Asia Times'tan Zarrab davası yorumu: Erdoğan için zaman daralıyor
Hindistan'ın eski kıdemli diplomatlarından M.K. Bhadrakumar, Reza Zarrab davasını Asia Times için ele aldı. Makalede, davanın Türkiye için zorlu sonuçları olabileceği, Erdoğan'ın dış politika nedeniyle ABD baskısı altında olduğu belirtildi. Bhadrakumar, "Erdoğan'ın karşısında iki seçenek var; şartlı teslim olmak ya da uzun ve son derece başarılı bir siyasi kariyerle inşa ettiği evin büyük hasar görmesi. Zaman daralıyor" dedi.
DUVAR - İranlı işadamı Reza Zarrab'ın ABD'de görülen davada İran yaptırımlarının ihlal edilmesiyle ilgili ifadesi ve bu durumun Türkiye siyasetine etkisi dünya basının da gündeminde. Asya kıtasında İngilizce yayımlanan Asia Times gazetesinde, 'Altın tüccarının ifadeleri Erdoğan'ın altındaki zemini sallıyor' başlıklı bir makale yayımlandı.
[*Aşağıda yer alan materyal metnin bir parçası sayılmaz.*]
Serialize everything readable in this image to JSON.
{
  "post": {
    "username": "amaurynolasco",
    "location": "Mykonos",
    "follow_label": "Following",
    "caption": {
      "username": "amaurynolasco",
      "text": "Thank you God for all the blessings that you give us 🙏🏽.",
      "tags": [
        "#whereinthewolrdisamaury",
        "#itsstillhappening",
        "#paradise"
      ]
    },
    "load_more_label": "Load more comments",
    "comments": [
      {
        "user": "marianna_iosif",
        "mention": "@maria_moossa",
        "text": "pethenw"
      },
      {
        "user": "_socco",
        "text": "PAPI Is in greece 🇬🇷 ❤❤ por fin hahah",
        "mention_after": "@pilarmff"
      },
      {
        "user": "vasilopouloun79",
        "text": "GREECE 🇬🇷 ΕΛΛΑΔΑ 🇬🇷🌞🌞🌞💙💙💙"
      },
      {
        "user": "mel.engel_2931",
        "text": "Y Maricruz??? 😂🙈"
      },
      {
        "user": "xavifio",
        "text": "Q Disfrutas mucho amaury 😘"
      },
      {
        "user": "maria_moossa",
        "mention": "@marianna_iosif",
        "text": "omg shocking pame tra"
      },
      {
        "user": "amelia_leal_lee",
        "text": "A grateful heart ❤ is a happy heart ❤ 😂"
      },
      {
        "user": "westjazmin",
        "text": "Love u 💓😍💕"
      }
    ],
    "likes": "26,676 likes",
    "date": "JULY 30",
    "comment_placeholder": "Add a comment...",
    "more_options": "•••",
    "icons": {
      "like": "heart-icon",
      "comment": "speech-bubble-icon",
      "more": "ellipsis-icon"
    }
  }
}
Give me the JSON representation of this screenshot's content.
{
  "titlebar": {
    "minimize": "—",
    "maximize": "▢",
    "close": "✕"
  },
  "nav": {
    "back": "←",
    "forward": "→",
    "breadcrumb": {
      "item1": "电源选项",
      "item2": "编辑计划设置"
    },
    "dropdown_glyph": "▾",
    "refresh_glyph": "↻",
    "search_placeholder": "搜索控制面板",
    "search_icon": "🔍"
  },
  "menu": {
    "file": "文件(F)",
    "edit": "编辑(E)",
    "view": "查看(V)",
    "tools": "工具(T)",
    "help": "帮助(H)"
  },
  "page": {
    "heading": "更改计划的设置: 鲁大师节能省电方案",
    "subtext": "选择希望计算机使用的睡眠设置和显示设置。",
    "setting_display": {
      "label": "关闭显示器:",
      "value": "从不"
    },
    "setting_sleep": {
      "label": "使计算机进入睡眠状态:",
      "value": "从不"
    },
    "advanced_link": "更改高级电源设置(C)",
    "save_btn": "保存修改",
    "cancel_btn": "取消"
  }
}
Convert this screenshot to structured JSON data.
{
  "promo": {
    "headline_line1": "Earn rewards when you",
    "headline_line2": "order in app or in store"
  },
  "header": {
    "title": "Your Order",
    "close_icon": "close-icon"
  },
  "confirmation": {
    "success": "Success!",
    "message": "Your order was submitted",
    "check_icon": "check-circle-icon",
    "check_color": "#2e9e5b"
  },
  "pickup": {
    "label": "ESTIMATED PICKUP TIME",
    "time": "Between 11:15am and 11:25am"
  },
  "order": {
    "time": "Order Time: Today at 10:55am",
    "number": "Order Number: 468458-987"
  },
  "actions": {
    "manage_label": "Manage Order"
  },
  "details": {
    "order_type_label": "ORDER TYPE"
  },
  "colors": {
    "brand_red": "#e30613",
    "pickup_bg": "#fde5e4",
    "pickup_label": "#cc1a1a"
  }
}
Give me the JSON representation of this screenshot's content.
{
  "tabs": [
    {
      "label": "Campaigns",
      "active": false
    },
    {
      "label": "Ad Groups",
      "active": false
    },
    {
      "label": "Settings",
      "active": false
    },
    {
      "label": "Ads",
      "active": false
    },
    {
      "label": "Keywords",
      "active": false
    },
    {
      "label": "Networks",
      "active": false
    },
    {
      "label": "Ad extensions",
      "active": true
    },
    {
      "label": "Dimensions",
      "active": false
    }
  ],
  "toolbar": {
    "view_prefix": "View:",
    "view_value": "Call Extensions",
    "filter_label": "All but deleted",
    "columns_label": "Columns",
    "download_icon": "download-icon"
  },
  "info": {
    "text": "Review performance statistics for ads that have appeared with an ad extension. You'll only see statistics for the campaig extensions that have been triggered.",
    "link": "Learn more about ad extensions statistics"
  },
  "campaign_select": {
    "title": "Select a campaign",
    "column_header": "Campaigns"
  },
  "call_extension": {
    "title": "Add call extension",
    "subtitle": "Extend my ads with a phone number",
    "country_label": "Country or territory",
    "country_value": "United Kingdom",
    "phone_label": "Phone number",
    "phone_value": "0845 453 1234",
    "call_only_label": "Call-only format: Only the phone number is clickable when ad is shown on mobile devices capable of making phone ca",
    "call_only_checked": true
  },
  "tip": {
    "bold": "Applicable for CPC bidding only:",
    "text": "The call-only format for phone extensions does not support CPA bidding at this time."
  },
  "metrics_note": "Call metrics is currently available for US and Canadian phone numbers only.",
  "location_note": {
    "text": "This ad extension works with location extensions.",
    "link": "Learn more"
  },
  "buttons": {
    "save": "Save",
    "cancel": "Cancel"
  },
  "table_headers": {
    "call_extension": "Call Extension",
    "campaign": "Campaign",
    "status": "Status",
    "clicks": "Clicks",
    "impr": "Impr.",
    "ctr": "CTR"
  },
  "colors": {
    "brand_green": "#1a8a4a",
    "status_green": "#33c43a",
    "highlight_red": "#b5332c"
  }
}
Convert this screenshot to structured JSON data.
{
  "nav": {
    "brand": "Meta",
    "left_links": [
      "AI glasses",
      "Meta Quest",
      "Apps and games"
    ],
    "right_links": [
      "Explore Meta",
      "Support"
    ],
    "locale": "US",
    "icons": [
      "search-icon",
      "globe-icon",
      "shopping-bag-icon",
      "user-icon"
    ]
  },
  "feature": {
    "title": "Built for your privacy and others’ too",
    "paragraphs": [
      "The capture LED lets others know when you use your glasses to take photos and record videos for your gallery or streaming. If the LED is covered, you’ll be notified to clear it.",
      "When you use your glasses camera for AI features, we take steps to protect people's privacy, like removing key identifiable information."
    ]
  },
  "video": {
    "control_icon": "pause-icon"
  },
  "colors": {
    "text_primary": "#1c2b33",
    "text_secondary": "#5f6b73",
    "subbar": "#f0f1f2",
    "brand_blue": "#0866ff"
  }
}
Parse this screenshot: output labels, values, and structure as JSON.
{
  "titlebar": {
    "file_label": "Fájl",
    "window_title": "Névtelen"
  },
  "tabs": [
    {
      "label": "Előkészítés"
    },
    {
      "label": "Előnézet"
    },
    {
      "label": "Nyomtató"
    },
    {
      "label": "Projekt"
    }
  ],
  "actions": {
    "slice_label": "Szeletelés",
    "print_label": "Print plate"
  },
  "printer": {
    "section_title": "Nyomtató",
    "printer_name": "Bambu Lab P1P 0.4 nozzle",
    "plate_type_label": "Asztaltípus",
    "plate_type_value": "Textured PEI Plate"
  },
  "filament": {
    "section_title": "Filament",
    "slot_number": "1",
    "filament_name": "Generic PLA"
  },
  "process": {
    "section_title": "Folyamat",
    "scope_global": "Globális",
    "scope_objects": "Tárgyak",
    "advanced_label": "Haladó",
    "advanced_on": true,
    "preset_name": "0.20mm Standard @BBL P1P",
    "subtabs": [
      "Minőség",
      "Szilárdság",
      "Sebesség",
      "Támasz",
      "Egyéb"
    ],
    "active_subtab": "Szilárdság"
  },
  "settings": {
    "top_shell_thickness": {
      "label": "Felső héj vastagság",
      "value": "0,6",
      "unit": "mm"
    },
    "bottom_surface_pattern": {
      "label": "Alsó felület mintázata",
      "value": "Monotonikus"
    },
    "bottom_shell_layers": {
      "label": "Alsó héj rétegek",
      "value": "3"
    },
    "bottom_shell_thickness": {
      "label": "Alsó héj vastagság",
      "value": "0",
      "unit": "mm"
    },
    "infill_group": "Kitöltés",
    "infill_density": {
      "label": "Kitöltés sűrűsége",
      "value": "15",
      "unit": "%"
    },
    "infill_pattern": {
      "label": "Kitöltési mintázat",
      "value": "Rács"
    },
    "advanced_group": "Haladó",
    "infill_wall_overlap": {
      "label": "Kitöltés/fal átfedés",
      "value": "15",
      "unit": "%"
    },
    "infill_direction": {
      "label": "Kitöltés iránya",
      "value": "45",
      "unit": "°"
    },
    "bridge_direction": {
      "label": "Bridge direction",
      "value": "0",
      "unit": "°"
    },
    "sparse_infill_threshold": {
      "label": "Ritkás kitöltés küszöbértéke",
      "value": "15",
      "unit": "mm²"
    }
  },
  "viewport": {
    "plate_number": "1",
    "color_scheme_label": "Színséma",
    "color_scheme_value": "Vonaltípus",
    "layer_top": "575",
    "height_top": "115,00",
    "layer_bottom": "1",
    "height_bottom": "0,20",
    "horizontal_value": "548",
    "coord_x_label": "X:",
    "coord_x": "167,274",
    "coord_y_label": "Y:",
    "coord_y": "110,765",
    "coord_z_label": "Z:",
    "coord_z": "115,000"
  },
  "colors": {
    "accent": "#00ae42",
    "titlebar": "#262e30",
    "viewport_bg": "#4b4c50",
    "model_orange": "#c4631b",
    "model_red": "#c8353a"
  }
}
Türkiye'de de görev yapmış eski Hintli diplomat M.K. Bhadrakumar'ın imzasını taşıyan makalede, "Zarrab, Erdoğan'ın itibarına onarılamaz bir hasar gelmesine yol açabilir ve ailesi ile yakın yardımcılarının suçlular olarak zan altında bırakabilir" denildi. Bhadrakumar, davanın sonucunda Türk bankalarına milyarlarca dolarlık ağır cezalar kesilebileceğini, hatta Türkiye'ye yaptırımlar dayatılabileceğini öne sürdü.
Makalede, 'Erdoğan'ın Batı'dan uzaklaşan politikalarından geri adım atmak ile ülkeye zarar gelmesi' arasında bir tercihle karşı karşıya olduğu savunuldu. Bhadrakumar, "Erdoğan'ın karşısında iki seçenek var; şartlı teslim olmak ya da uzun ve son derece başarılı bir siyasi kariyerle inşa ettiği evin büyük hasar görmesi. Zaman daralıyor. Erdoğan savunmaya geçiyor" yorumunu yaptı. Hintli diplomat, ABD Dışişleri Bakanı Rex Tillerson'ın Türkiye'ye dair son sözlerinin de bu bağlamda bir seçenek sunduğunu yazdı.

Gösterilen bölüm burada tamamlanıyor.